Times column ignored local role of shale
The Economic Scene column of the New York Times (“Why Big Cities Thrive and Smaller Ones are Being Left Behind,” by Eduardo Porter) suggested Tuesday that the best solution for small cities might be for residents to pack up and move to a larger metro area to find opportunity, based on a report from the Brookings Institution think tank.
Area economic developers were incensed by the use of Steubenville-Weirton as the prime example to lead into the column and the use of pictures of the closed sections of the old Weirton Steel plant as featured photos. One major argument from local leaders was that the article ignored real progress and investment happening — some literally across the street from the old Weirton blast furnaces.
That laser focus on data in the column has an effect on the Brookings report, according to Joseph Zoric, professor of economics at the Franciscan University of Steubenville and himself a participant in economic reports prepared by the Buckeye Policy think tank.

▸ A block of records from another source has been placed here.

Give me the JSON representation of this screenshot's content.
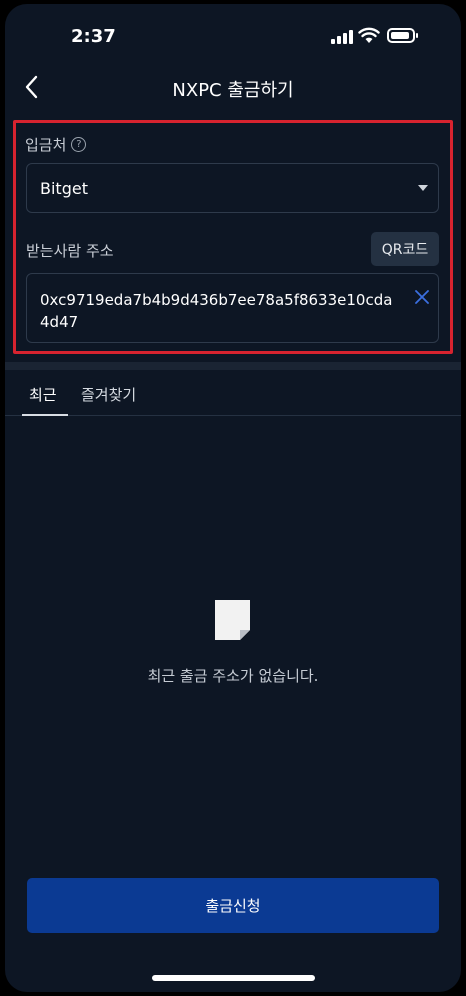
{
  "status_bar": {
    "time": "2:37"
  },
  "header": {
    "title": "NXPC 출금하기"
  },
  "form": {
    "destination_label": "입금처",
    "destination_value": "Bitget",
    "address_label": "받는사람 주소",
    "qr_button": "QR코드",
    "address_value": "0xc9719eda7b4b9d436b7ee78a5f8633e10cda4d47"
  },
  "tabs": [
    {
      "label": "최근",
      "active": true
    },
    {
      "label": "즐겨찾기",
      "active": false
    }
  ],
  "empty_state": {
    "message": "최근 출금 주소가 없습니다."
  },
  "submit_button": "출금신청",
  "colors": {
    "background": "#0d1624",
    "accent": "#0b3a93",
    "highlight_border": "#d7232f"
  }
}
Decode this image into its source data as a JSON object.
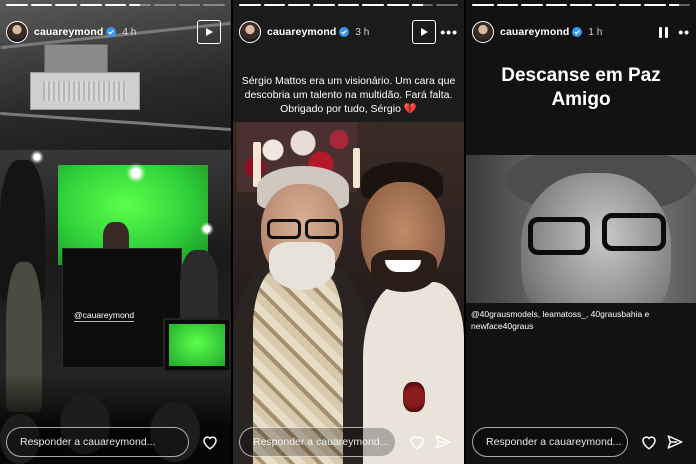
{
  "stories": [
    {
      "username": "cauareymond",
      "time": "4 h",
      "progress": [
        1,
        1,
        1,
        1,
        1,
        0.5,
        0,
        0,
        0
      ],
      "overlay_mention": "@cauareymond",
      "reply_placeholder": "Responder a cauareymond..."
    },
    {
      "username": "cauareymond",
      "time": "3 h",
      "progress": [
        1,
        1,
        1,
        1,
        1,
        1,
        1,
        0.5,
        0
      ],
      "caption": "Sérgio Mattos era um visionário. Um cara que descobria um talento na multidão. Fará falta. Obrigado por tudo, Sérgio",
      "caption_emoji": "💔",
      "reply_placeholder": "Responder a cauareymond..."
    },
    {
      "username": "cauareymond",
      "time": "1 h",
      "progress": [
        1,
        1,
        1,
        1,
        1,
        1,
        1,
        1,
        0.5
      ],
      "title": "Descanse em Paz Amigo",
      "mentions": "@40grausmodels, leamatoss_, 40grausbahia e newface40graus",
      "reply_placeholder": "Responder a cauareymond..."
    }
  ],
  "icons": {
    "verified": "verified-badge-icon",
    "play": "play-icon",
    "pause": "pause-icon",
    "more": "more-icon",
    "heart": "heart-icon",
    "send": "send-icon"
  },
  "colors": {
    "verified": "#3897f0",
    "green_screen": "#2fd13a",
    "broken_heart": "#e0245e"
  }
}
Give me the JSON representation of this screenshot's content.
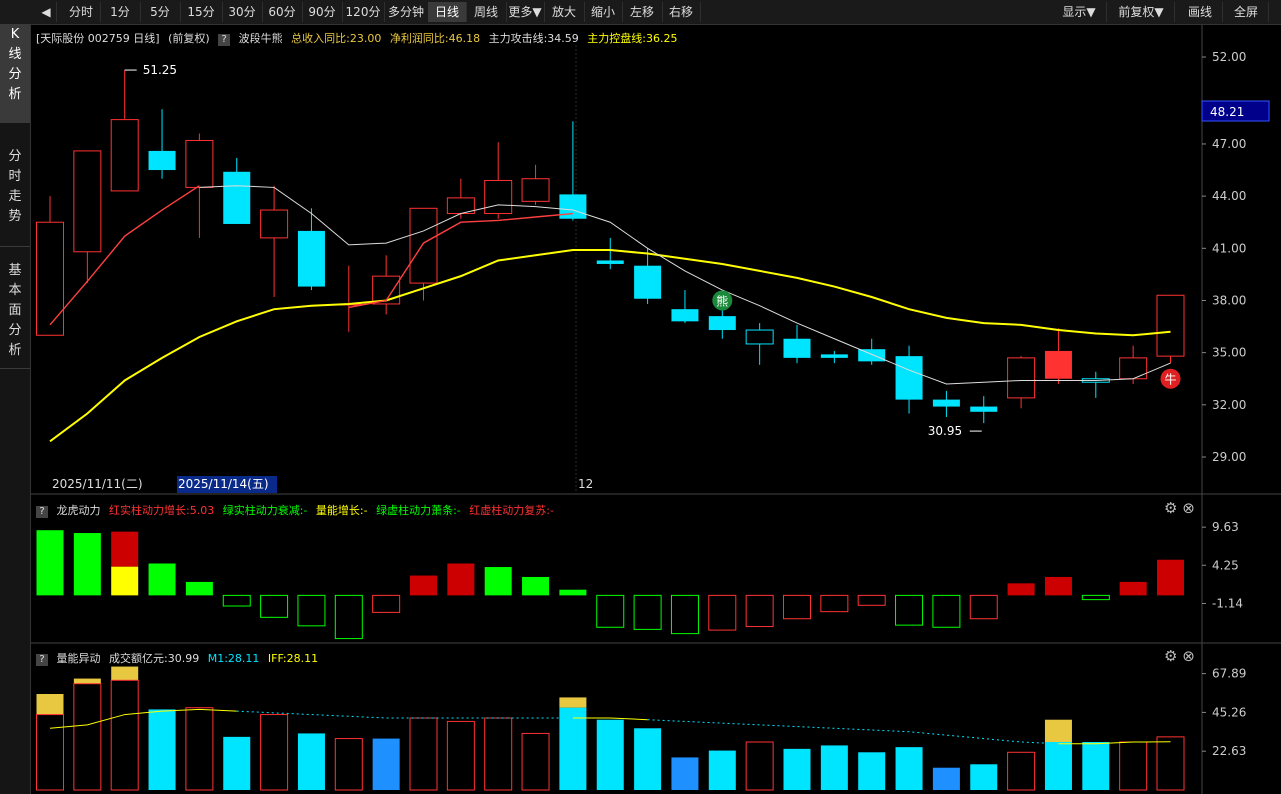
{
  "toolbar": {
    "back_icon": "back-icon",
    "periods": [
      "分时",
      "1分",
      "5分",
      "15分",
      "30分",
      "60分",
      "90分",
      "120分",
      "多分钟",
      "日线",
      "周线",
      "更多▼",
      "放大",
      "缩小",
      "左移",
      "右移"
    ],
    "active_period": "日线",
    "right_items": [
      "显示▼",
      "前复权▼",
      "画线",
      "全屏"
    ]
  },
  "sidebar": {
    "tabs": [
      {
        "label": "K线分析",
        "active": true
      },
      {
        "label": "分时走势",
        "active": false
      },
      {
        "label": "基本面分析",
        "active": false
      }
    ]
  },
  "main_info": {
    "stock": "[天际股份 002759 日线]",
    "adjust": "(前复权)",
    "indicator": "波段牛熊",
    "revenue": "总收入同比:23.00",
    "profit": "净利润同比:46.18",
    "attack": "主力攻击线:34.59",
    "control": "主力控盘线:36.25"
  },
  "sub1_info": {
    "name": "龙虎动力",
    "red_solid": "红实柱动力增长:5.03",
    "green_solid": "绿实柱动力衰减:-",
    "volume_grow": "量能增长:-",
    "green_hollow": "绿虚柱动力萧条:-",
    "red_hollow": "红虚柱动力复苏:-"
  },
  "sub2_info": {
    "name": "量能异动",
    "amount": "成交额亿元:30.99",
    "m1": "M1:28.11",
    "iff": "IFF:28.11"
  },
  "colors": {
    "up": "#ff3232",
    "down": "#00e5ff",
    "ma_yellow": "#ffff00",
    "ma_white": "#dddddd",
    "ma_red": "#ff4040",
    "green": "#00ff00",
    "gold": "#e8c840",
    "blue": "#1e90ff",
    "red_bar": "#cc0000"
  },
  "chart_data": {
    "type": "candlestick",
    "price_axis": {
      "min": 29.0,
      "max": 52.0,
      "ticks": [
        "52.00",
        "47.00",
        "44.00",
        "41.00",
        "38.00",
        "35.00",
        "32.00",
        "29.00"
      ],
      "current": "48.21"
    },
    "date_labels": [
      "2025/11/11(二)",
      "2025/11/14(五)",
      "12"
    ],
    "annotations": {
      "high": "51.25",
      "low": "30.95",
      "bear_mark": "熊",
      "bull_mark": "牛"
    },
    "candles": [
      {
        "o": 36.0,
        "c": 42.5,
        "h": 44.0,
        "l": 36.0
      },
      {
        "o": 40.8,
        "c": 46.6,
        "h": 46.6,
        "l": 39.0
      },
      {
        "o": 44.3,
        "c": 48.4,
        "h": 51.25,
        "l": 44.3
      },
      {
        "o": 46.6,
        "c": 45.5,
        "h": 49.0,
        "l": 45.0
      },
      {
        "o": 44.5,
        "c": 47.2,
        "h": 47.6,
        "l": 41.6
      },
      {
        "o": 45.4,
        "c": 42.4,
        "h": 46.2,
        "l": 42.4
      },
      {
        "o": 41.6,
        "c": 43.2,
        "h": 44.6,
        "l": 38.2
      },
      {
        "o": 42.0,
        "c": 38.8,
        "h": 43.3,
        "l": 38.6
      },
      {
        "o": 37.8,
        "c": 37.8,
        "h": 40.0,
        "l": 36.2
      },
      {
        "o": 37.8,
        "c": 39.4,
        "h": 40.6,
        "l": 37.2
      },
      {
        "o": 39.0,
        "c": 43.3,
        "h": 43.3,
        "l": 38.0
      },
      {
        "o": 43.0,
        "c": 43.9,
        "h": 45.0,
        "l": 42.7
      },
      {
        "o": 43.0,
        "c": 44.9,
        "h": 47.1,
        "l": 42.7
      },
      {
        "o": 43.7,
        "c": 45.0,
        "h": 45.8,
        "l": 43.5
      },
      {
        "o": 44.1,
        "c": 42.7,
        "h": 48.3,
        "l": 42.6
      },
      {
        "o": 40.3,
        "c": 40.1,
        "h": 41.6,
        "l": 39.8
      },
      {
        "o": 40.0,
        "c": 38.1,
        "h": 41.0,
        "l": 37.8
      },
      {
        "o": 37.5,
        "c": 36.8,
        "h": 38.6,
        "l": 36.7
      },
      {
        "o": 37.1,
        "c": 36.3,
        "h": 37.5,
        "l": 35.8
      },
      {
        "o": 36.3,
        "c": 35.5,
        "h": 36.7,
        "l": 34.3
      },
      {
        "o": 35.8,
        "c": 34.7,
        "h": 36.6,
        "l": 34.4
      },
      {
        "o": 34.9,
        "c": 34.7,
        "h": 35.1,
        "l": 34.4
      },
      {
        "o": 35.2,
        "c": 34.5,
        "h": 35.8,
        "l": 34.3
      },
      {
        "o": 34.8,
        "c": 32.3,
        "h": 35.4,
        "l": 31.5
      },
      {
        "o": 32.3,
        "c": 31.9,
        "h": 32.8,
        "l": 31.3
      },
      {
        "o": 31.9,
        "c": 31.6,
        "h": 32.5,
        "l": 30.95
      },
      {
        "o": 32.4,
        "c": 34.7,
        "h": 34.8,
        "l": 31.8
      },
      {
        "o": 33.5,
        "c": 35.1,
        "h": 36.4,
        "l": 33.2
      },
      {
        "o": 33.5,
        "c": 33.3,
        "h": 33.9,
        "l": 32.4
      },
      {
        "o": 33.5,
        "c": 34.7,
        "h": 35.4,
        "l": 33.2
      },
      {
        "o": 34.8,
        "c": 38.3,
        "h": 38.3,
        "l": 34.4
      }
    ],
    "ma_yellow": [
      29.9,
      31.5,
      33.4,
      34.7,
      35.9,
      36.8,
      37.5,
      37.7,
      37.8,
      38.0,
      38.7,
      39.4,
      40.3,
      40.6,
      40.9,
      40.9,
      40.7,
      40.4,
      40.1,
      39.7,
      39.3,
      38.8,
      38.2,
      37.5,
      37.0,
      36.7,
      36.6,
      36.3,
      36.1,
      36.0,
      36.2
    ],
    "ma_white": [
      null,
      null,
      null,
      null,
      44.5,
      44.6,
      44.5,
      43.0,
      41.2,
      41.3,
      42.0,
      43.0,
      43.5,
      43.4,
      43.2,
      42.5,
      41.0,
      39.7,
      38.6,
      37.7,
      36.7,
      35.8,
      34.9,
      34.0,
      33.2,
      33.3,
      33.4,
      33.4,
      33.4,
      33.5,
      34.4
    ],
    "ma_red": [
      36.6,
      39.1,
      41.7,
      43.2,
      44.6,
      null,
      null,
      null,
      37.6,
      38.0,
      41.3,
      42.5,
      42.6,
      42.8,
      43.0,
      null,
      null,
      null,
      null,
      null,
      null,
      null,
      null,
      null,
      null,
      null,
      null,
      null,
      null,
      null,
      null
    ],
    "power_axis": {
      "ticks": [
        "9.63",
        "4.25",
        "-1.14"
      ]
    },
    "power_bars": [
      {
        "v": 9.2,
        "t": "green"
      },
      {
        "v": 8.8,
        "t": "green"
      },
      {
        "v": 9.0,
        "t": "redyellow"
      },
      {
        "v": 4.5,
        "t": "green"
      },
      {
        "v": 1.9,
        "t": "green"
      },
      {
        "v": -1.5,
        "t": "greenh"
      },
      {
        "v": -3.1,
        "t": "greenh"
      },
      {
        "v": -4.3,
        "t": "greenh"
      },
      {
        "v": -6.1,
        "t": "greenh"
      },
      {
        "v": -2.4,
        "t": "redh"
      },
      {
        "v": 2.8,
        "t": "red"
      },
      {
        "v": 4.5,
        "t": "red"
      },
      {
        "v": 4.0,
        "t": "green"
      },
      {
        "v": 2.6,
        "t": "green"
      },
      {
        "v": 0.8,
        "t": "green"
      },
      {
        "v": -4.5,
        "t": "greenh"
      },
      {
        "v": -4.8,
        "t": "greenh"
      },
      {
        "v": -5.4,
        "t": "greenh"
      },
      {
        "v": -4.9,
        "t": "redh"
      },
      {
        "v": -4.4,
        "t": "redh"
      },
      {
        "v": -3.3,
        "t": "redh"
      },
      {
        "v": -2.3,
        "t": "redh"
      },
      {
        "v": -1.4,
        "t": "redh"
      },
      {
        "v": -4.2,
        "t": "greenh"
      },
      {
        "v": -4.5,
        "t": "greenh"
      },
      {
        "v": -3.3,
        "t": "redh"
      },
      {
        "v": 1.7,
        "t": "red"
      },
      {
        "v": 2.6,
        "t": "red"
      },
      {
        "v": -0.6,
        "t": "greenh"
      },
      {
        "v": 1.9,
        "t": "red"
      },
      {
        "v": 5.03,
        "t": "red"
      }
    ],
    "vol_axis": {
      "ticks": [
        "67.89",
        "45.26",
        "22.63"
      ]
    },
    "vol_bars": [
      {
        "v": 44,
        "t": "redh",
        "g": 12
      },
      {
        "v": 62,
        "t": "redh",
        "g": 3
      },
      {
        "v": 64,
        "t": "redh",
        "g": 8
      },
      {
        "v": 47,
        "t": "cyan",
        "g": 0
      },
      {
        "v": 48,
        "t": "redh",
        "g": 0
      },
      {
        "v": 31,
        "t": "cyan",
        "g": 0
      },
      {
        "v": 44,
        "t": "redh",
        "g": 0
      },
      {
        "v": 33,
        "t": "cyan",
        "g": 0
      },
      {
        "v": 30,
        "t": "redh",
        "g": 0
      },
      {
        "v": 30,
        "t": "blue",
        "g": 0
      },
      {
        "v": 42,
        "t": "redh",
        "g": 0
      },
      {
        "v": 40,
        "t": "redh",
        "g": 0
      },
      {
        "v": 42,
        "t": "redh",
        "g": 0
      },
      {
        "v": 33,
        "t": "redh",
        "g": 0
      },
      {
        "v": 48,
        "t": "cyan",
        "g": 6
      },
      {
        "v": 41,
        "t": "cyan",
        "g": 0
      },
      {
        "v": 36,
        "t": "cyan",
        "g": 0
      },
      {
        "v": 19,
        "t": "blue",
        "g": 0
      },
      {
        "v": 23,
        "t": "cyan",
        "g": 0
      },
      {
        "v": 28,
        "t": "redh",
        "g": 0
      },
      {
        "v": 24,
        "t": "cyan",
        "g": 0
      },
      {
        "v": 26,
        "t": "cyan",
        "g": 0
      },
      {
        "v": 22,
        "t": "cyan",
        "g": 0
      },
      {
        "v": 25,
        "t": "cyan",
        "g": 0
      },
      {
        "v": 13,
        "t": "blue",
        "g": 0
      },
      {
        "v": 15,
        "t": "cyan",
        "g": 0
      },
      {
        "v": 22,
        "t": "redh",
        "g": 0
      },
      {
        "v": 28,
        "t": "cyan",
        "g": 13
      },
      {
        "v": 28,
        "t": "cyan",
        "g": 0
      },
      {
        "v": 28,
        "t": "redh",
        "g": 0
      },
      {
        "v": 30.99,
        "t": "redh",
        "g": 0
      }
    ],
    "vol_ma": [
      36,
      38,
      44,
      46,
      47,
      46,
      45,
      44,
      43,
      42,
      42,
      42,
      42,
      42,
      42,
      42,
      41,
      40,
      39,
      38,
      37,
      36,
      35,
      34,
      32,
      30,
      28,
      27,
      27,
      28,
      28.11
    ]
  }
}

“They just ignored the whole energy industry and the impact that it is going to have on the Ohio Valley,” Zoric said in an interview after he read the column. “I think the cracker plant going in down river (PTT Global’s proposed plant at Dilles Bottom) could be a huge boom to these small towns, simply because you will have manufacturing firms that want to be near that.
“I can envision these small towns being hustling and bustling places like they once were when steel and coal were the major industries.”
Zoric said while living in major metropolitan areas has some advantages, the suggestion that abandoning small towns for bigger cities ignores the problems of major urban areas, including crime and congestion.
“The small towns really are the heart of the country,” Zoric said. “Certainly cities have their own problems. Look at Detroit or Chicago. I don’t think anybody is looking to move into those cities, simply because of all the social problems that exist there. A lot of little towns are just quaint and beautiful and are places where you can live a nice, peaceful life.”
Zoric said the Steubenville-Weirton area continues to have unique advantages to growth in being well connected to the nearby Interstate highway system, being less than 40 miles from an international airport and offering what companies need to transport product, people and customers.
“Route 22 goes right through Weirton and Steubenville. It’s a few miles from Interstate 70, which crosses the country, so you have great access to highways, to the river and you have access to an international airport, just a few miles away,” he said.
Zoric said that, despite the report coming from Brookings, he doesn’t think the concept of dumping smaller cities and pushing development of metro areas will become a national policy.
“Think tanks come up with a lot of ideas, but politicians only embrace it if it can advance their agenda. This is a philosophy that doesn’t lend itself to some sort of legislation,” he concluded.